Medicare Clarifies that Prohibition on Billing Beneficiaries for “Dropless” Surgery Continues
The Centers for Medicare & Medicaid Services (CMS) clarified their previous stance that unless a drug has pass-through billing status, drugs administered in the facility (ASC or HOPD) will not be separately billable to beneficiaries since they remain included in the packaged facility payment as before. This includes injected drugs as well as drugs patients purchase and bring to the facility for use there.
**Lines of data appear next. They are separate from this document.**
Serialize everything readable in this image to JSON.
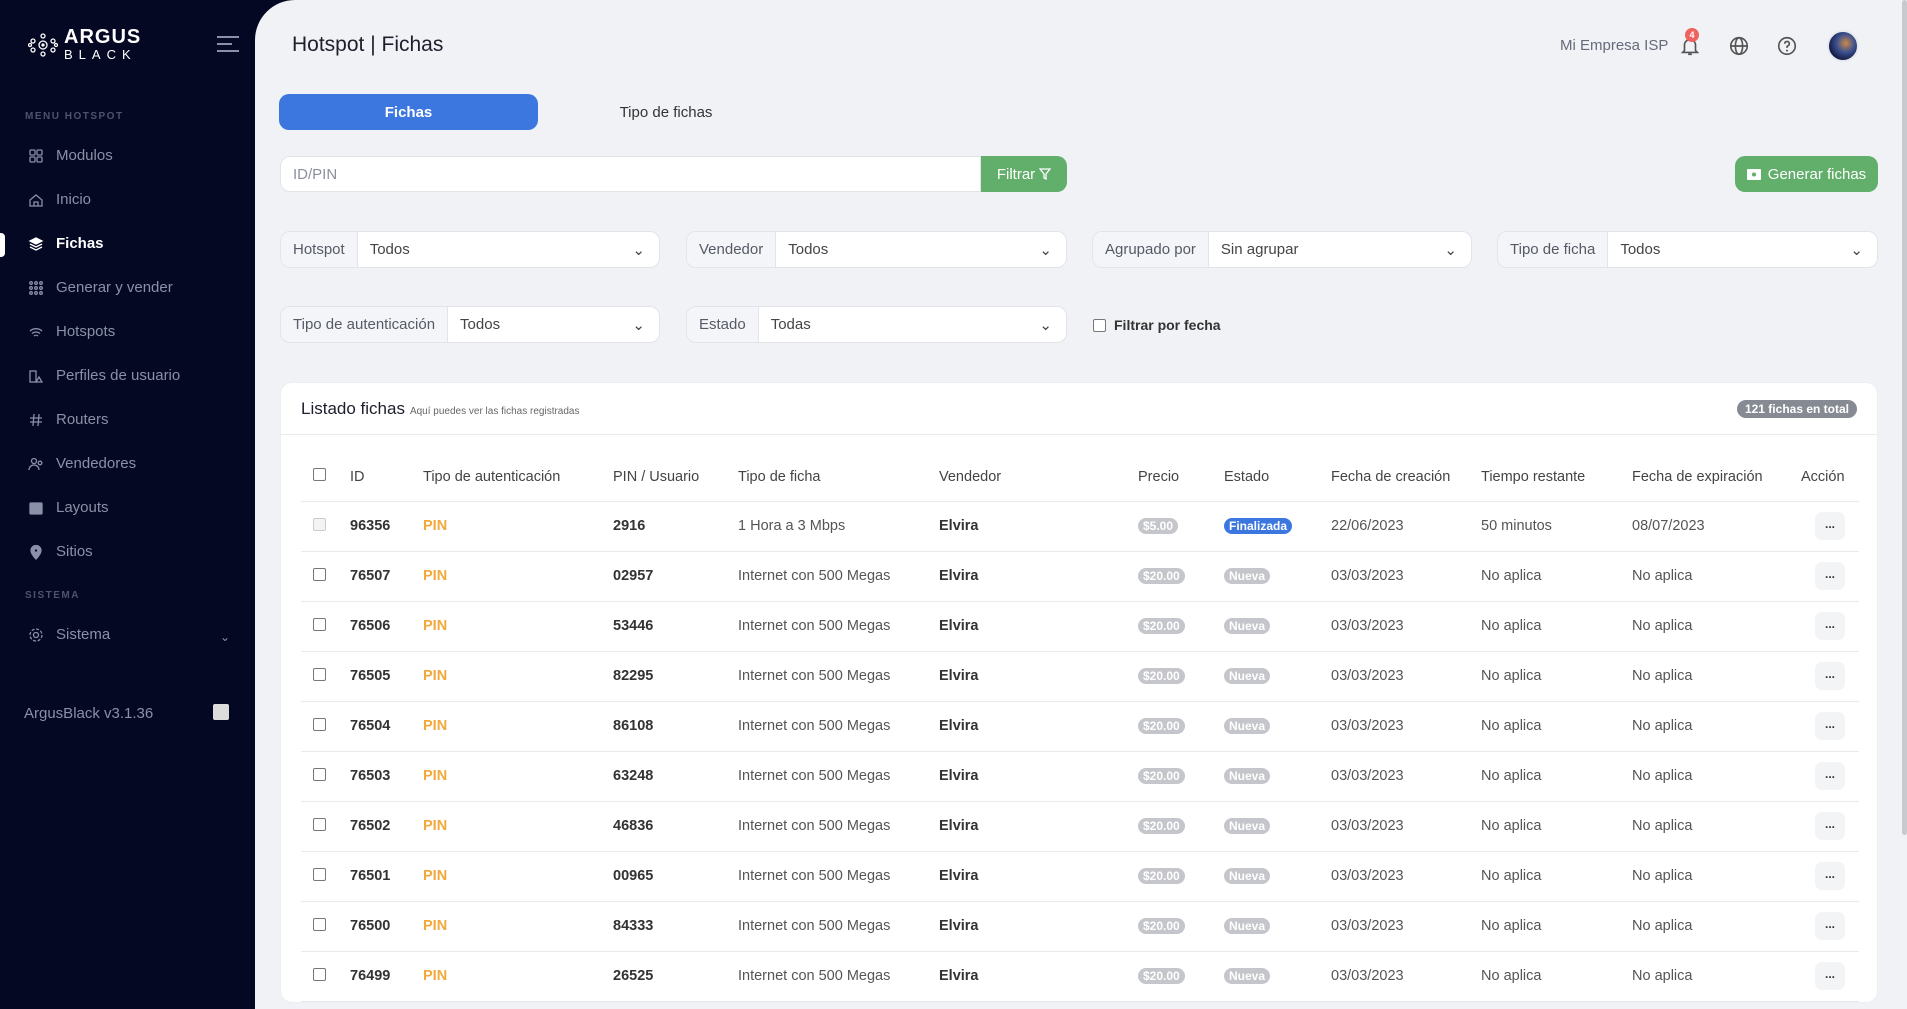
{
  "brand": {
    "line1": "ARGUS",
    "line2": "BLACK"
  },
  "sidebar": {
    "section_menu": "MENU HOTSPOT",
    "items": [
      {
        "label": "Modulos",
        "icon": "grid-icon"
      },
      {
        "label": "Inicio",
        "icon": "home-icon"
      },
      {
        "label": "Fichas",
        "icon": "layers-icon",
        "active": true
      },
      {
        "label": "Generar y vender",
        "icon": "dots-grid-icon"
      },
      {
        "label": "Hotspots",
        "icon": "wifi-icon"
      },
      {
        "label": "Perfiles de usuario",
        "icon": "profiles-icon"
      },
      {
        "label": "Routers",
        "icon": "hash-icon"
      },
      {
        "label": "Vendedores",
        "icon": "users-icon"
      },
      {
        "label": "Layouts",
        "icon": "layout-icon"
      },
      {
        "label": "Sitios",
        "icon": "map-pin-icon"
      }
    ],
    "section_system": "SISTEMA",
    "system": {
      "label": "Sistema",
      "icon": "gear-icon"
    },
    "version": "ArgusBlack v3.1.36"
  },
  "header": {
    "title": "Hotspot | Fichas",
    "company": "Mi Empresa ISP",
    "notifications": "4"
  },
  "tabs": [
    {
      "label": "Fichas",
      "active": true
    },
    {
      "label": "Tipo de fichas"
    }
  ],
  "search": {
    "placeholder": "ID/PIN",
    "filter_label": "Filtrar",
    "generate_label": "Generar fichas"
  },
  "filters": {
    "hotspot": {
      "label": "Hotspot",
      "value": "Todos"
    },
    "vendedor": {
      "label": "Vendedor",
      "value": "Todos"
    },
    "agrupado": {
      "label": "Agrupado por",
      "value": "Sin agrupar"
    },
    "tipo_ficha": {
      "label": "Tipo de ficha",
      "value": "Todos"
    },
    "tipo_auth": {
      "label": "Tipo de autenticación",
      "value": "Todos"
    },
    "estado": {
      "label": "Estado",
      "value": "Todas"
    },
    "fecha": {
      "label": "Filtrar por fecha",
      "checked": false
    }
  },
  "list": {
    "title": "Listado fichas",
    "subtitle": "Aquí puedes ver las fichas registradas",
    "total": "121 fichas en total",
    "columns": [
      "ID",
      "Tipo de autenticación",
      "PIN / Usuario",
      "Tipo de ficha",
      "Vendedor",
      "Precio",
      "Estado",
      "Fecha de creación",
      "Tiempo restante",
      "Fecha de expiración",
      "Acción"
    ],
    "action_label": "...",
    "rows": [
      {
        "id": "96356",
        "auth": "PIN",
        "pin": "2916",
        "tipo": "1 Hora a 3 Mbps",
        "vendedor": "Elvira",
        "precio": "$5.00",
        "estado": "Finalizada",
        "creacion": "22/06/2023",
        "restante": "50 minutos",
        "expiracion": "08/07/2023"
      },
      {
        "id": "76507",
        "auth": "PIN",
        "pin": "02957",
        "tipo": "Internet con 500 Megas",
        "vendedor": "Elvira",
        "precio": "$20.00",
        "estado": "Nueva",
        "creacion": "03/03/2023",
        "restante": "No aplica",
        "expiracion": "No aplica"
      },
      {
        "id": "76506",
        "auth": "PIN",
        "pin": "53446",
        "tipo": "Internet con 500 Megas",
        "vendedor": "Elvira",
        "precio": "$20.00",
        "estado": "Nueva",
        "creacion": "03/03/2023",
        "restante": "No aplica",
        "expiracion": "No aplica"
      },
      {
        "id": "76505",
        "auth": "PIN",
        "pin": "82295",
        "tipo": "Internet con 500 Megas",
        "vendedor": "Elvira",
        "precio": "$20.00",
        "estado": "Nueva",
        "creacion": "03/03/2023",
        "restante": "No aplica",
        "expiracion": "No aplica"
      },
      {
        "id": "76504",
        "auth": "PIN",
        "pin": "86108",
        "tipo": "Internet con 500 Megas",
        "vendedor": "Elvira",
        "precio": "$20.00",
        "estado": "Nueva",
        "creacion": "03/03/2023",
        "restante": "No aplica",
        "expiracion": "No aplica"
      },
      {
        "id": "76503",
        "auth": "PIN",
        "pin": "63248",
        "tipo": "Internet con 500 Megas",
        "vendedor": "Elvira",
        "precio": "$20.00",
        "estado": "Nueva",
        "creacion": "03/03/2023",
        "restante": "No aplica",
        "expiracion": "No aplica"
      },
      {
        "id": "76502",
        "auth": "PIN",
        "pin": "46836",
        "tipo": "Internet con 500 Megas",
        "vendedor": "Elvira",
        "precio": "$20.00",
        "estado": "Nueva",
        "creacion": "03/03/2023",
        "restante": "No aplica",
        "expiracion": "No aplica"
      },
      {
        "id": "76501",
        "auth": "PIN",
        "pin": "00965",
        "tipo": "Internet con 500 Megas",
        "vendedor": "Elvira",
        "precio": "$20.00",
        "estado": "Nueva",
        "creacion": "03/03/2023",
        "restante": "No aplica",
        "expiracion": "No aplica"
      },
      {
        "id": "76500",
        "auth": "PIN",
        "pin": "84333",
        "tipo": "Internet con 500 Megas",
        "vendedor": "Elvira",
        "precio": "$20.00",
        "estado": "Nueva",
        "creacion": "03/03/2023",
        "restante": "No aplica",
        "expiracion": "No aplica"
      },
      {
        "id": "76499",
        "auth": "PIN",
        "pin": "26525",
        "tipo": "Internet con 500 Megas",
        "vendedor": "Elvira",
        "precio": "$20.00",
        "estado": "Nueva",
        "creacion": "03/03/2023",
        "restante": "No aplica",
        "expiracion": "No aplica"
      }
    ]
  },
  "colors": {
    "sidebar": "#050822",
    "primary": "#3c77e0",
    "success": "#62ae6b",
    "pin": "#f3a83b"
  }
}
Evidently the issue arose because of confusion regarding a recent Change Request (CR) and accompanying CMS Transmittal that was issued to be effective on October 1, 2019. Transmittal 4411 (link here) had a section titled “5. Clarification on the Guidance for Intraocular or Periocular Injections of Combinations of AntiInflammatory Drugs and Antibiotics”. Some read this CR/Transmittal as now allowing beneficiaries to be billed for “dropless” eye surgery, since in addition to the title of the section, there was a sentence in this document as follows:
However, nothing in this CR is intended to preclude physicians or other professionals from discussing the potential benefits and drawbacks of dropless therapy with their patients and prescribing it if the patient so elects.
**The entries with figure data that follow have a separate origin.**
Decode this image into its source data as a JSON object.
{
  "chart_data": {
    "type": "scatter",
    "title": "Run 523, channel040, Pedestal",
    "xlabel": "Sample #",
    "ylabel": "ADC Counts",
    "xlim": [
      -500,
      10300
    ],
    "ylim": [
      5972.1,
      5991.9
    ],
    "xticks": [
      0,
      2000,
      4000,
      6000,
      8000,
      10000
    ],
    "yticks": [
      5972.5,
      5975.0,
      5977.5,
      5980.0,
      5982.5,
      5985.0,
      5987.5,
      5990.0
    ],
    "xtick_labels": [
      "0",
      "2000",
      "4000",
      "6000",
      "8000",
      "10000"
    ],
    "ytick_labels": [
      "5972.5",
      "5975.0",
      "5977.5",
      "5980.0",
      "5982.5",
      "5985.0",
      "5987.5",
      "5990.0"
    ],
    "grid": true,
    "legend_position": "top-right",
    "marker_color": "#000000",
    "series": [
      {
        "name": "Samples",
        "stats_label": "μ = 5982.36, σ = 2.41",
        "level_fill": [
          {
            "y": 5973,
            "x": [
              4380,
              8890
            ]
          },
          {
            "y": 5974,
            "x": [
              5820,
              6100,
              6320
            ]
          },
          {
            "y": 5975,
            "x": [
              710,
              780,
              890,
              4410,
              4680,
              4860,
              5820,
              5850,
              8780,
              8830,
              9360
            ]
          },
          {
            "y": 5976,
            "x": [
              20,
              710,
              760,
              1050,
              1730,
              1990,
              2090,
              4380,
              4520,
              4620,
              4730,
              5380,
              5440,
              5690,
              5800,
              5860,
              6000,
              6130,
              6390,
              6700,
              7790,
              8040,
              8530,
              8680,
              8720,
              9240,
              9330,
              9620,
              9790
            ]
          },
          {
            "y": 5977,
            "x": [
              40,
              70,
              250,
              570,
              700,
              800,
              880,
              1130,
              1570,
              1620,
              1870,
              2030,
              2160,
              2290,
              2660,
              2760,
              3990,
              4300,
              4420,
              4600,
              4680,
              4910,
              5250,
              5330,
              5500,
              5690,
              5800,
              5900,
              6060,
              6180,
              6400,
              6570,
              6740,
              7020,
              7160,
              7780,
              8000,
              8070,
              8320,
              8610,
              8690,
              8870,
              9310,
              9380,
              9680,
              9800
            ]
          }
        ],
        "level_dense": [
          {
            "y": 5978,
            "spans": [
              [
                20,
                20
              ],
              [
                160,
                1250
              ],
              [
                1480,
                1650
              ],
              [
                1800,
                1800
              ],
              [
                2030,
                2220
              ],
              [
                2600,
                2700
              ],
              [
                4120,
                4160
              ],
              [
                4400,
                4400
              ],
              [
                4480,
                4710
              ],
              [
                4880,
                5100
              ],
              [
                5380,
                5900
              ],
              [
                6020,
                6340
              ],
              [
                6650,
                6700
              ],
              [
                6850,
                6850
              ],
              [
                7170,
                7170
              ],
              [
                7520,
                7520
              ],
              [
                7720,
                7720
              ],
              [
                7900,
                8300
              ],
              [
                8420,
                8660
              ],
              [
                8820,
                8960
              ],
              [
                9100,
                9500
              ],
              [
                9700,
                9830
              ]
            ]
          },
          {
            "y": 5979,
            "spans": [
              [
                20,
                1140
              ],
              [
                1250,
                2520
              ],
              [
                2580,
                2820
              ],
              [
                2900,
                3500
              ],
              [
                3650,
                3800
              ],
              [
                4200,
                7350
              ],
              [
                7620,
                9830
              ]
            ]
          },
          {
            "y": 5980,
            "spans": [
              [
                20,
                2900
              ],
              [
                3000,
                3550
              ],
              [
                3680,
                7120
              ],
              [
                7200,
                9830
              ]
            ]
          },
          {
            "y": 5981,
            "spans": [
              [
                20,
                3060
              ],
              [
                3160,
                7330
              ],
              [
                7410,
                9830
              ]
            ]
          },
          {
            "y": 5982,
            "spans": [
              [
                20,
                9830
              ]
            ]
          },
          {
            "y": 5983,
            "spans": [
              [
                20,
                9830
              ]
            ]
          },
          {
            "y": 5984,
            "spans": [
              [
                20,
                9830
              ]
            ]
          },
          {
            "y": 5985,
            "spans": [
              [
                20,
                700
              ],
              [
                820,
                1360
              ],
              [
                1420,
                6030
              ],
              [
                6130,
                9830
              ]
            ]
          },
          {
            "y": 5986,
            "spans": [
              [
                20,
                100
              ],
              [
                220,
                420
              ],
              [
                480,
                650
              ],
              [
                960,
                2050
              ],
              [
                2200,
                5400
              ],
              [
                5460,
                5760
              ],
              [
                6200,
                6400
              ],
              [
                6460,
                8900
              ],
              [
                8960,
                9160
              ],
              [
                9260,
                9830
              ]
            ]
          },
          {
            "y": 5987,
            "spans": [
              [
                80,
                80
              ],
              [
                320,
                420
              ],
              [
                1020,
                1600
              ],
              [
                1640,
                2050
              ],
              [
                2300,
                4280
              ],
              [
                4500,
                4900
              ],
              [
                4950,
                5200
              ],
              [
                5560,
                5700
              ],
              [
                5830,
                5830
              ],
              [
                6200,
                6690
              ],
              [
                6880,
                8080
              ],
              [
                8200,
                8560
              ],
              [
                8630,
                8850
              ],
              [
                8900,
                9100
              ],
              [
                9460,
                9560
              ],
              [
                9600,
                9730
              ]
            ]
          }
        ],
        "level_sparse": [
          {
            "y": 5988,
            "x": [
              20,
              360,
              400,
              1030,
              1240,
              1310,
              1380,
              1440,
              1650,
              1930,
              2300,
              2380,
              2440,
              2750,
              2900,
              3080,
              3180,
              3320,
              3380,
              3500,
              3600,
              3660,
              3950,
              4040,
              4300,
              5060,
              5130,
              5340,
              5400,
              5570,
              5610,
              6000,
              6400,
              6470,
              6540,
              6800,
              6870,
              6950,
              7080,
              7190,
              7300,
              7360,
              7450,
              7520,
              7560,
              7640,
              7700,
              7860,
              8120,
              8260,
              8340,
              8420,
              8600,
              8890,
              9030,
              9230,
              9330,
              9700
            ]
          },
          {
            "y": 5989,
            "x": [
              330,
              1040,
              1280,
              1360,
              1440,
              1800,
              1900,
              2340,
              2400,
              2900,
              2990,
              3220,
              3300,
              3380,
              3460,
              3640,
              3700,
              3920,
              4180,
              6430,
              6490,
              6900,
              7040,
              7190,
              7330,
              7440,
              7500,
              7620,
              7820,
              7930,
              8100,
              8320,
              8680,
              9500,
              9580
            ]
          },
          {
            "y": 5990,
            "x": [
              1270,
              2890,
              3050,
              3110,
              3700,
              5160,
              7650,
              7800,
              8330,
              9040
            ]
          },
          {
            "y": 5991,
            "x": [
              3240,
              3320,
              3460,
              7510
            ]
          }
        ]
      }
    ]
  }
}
We asked for clarification as did the AAO. The responses from CMS stated that there was nothing in this Transmittal that changed the original guidance they published from September 2015, they were only clarifying that a discussion could take place but billing prohibitions remained unchanged. You can link to that older guidance here). It stated:
Although these drugs are a covered part of the ocular surgery, no separate payment will be made [and that according to] … the Medicare Claims Processing Manual, Chapter 30, section 40.3.6, physicians or facilities should not give Advance Beneficiary Notices (ABNs) to beneficiaries for either these drugs or for injection of these drugs because they are fully covered by Medicare. Physicians or facilities are not permitted to charge the patient an extra amount … for these injections or the drugs used in these injections because they are a covered part of the surgical procedure. Also, physicians or facilities cannot circumvent packaged payment in the HOPD or ASC for these drugs by instructing beneficiaries to purchase and bring these drugs to the facility for administration.
The current policy continues. All drugs injected or used at the facility (except for separately payable “pass-through” drugs) are part of the payment to the facility. Additionally, providers and facilities cannot use an ABN to shift responsibility onto the beneficiary, nor can they write a prescription to be purchased by the patient which are then brought to the facility for administration.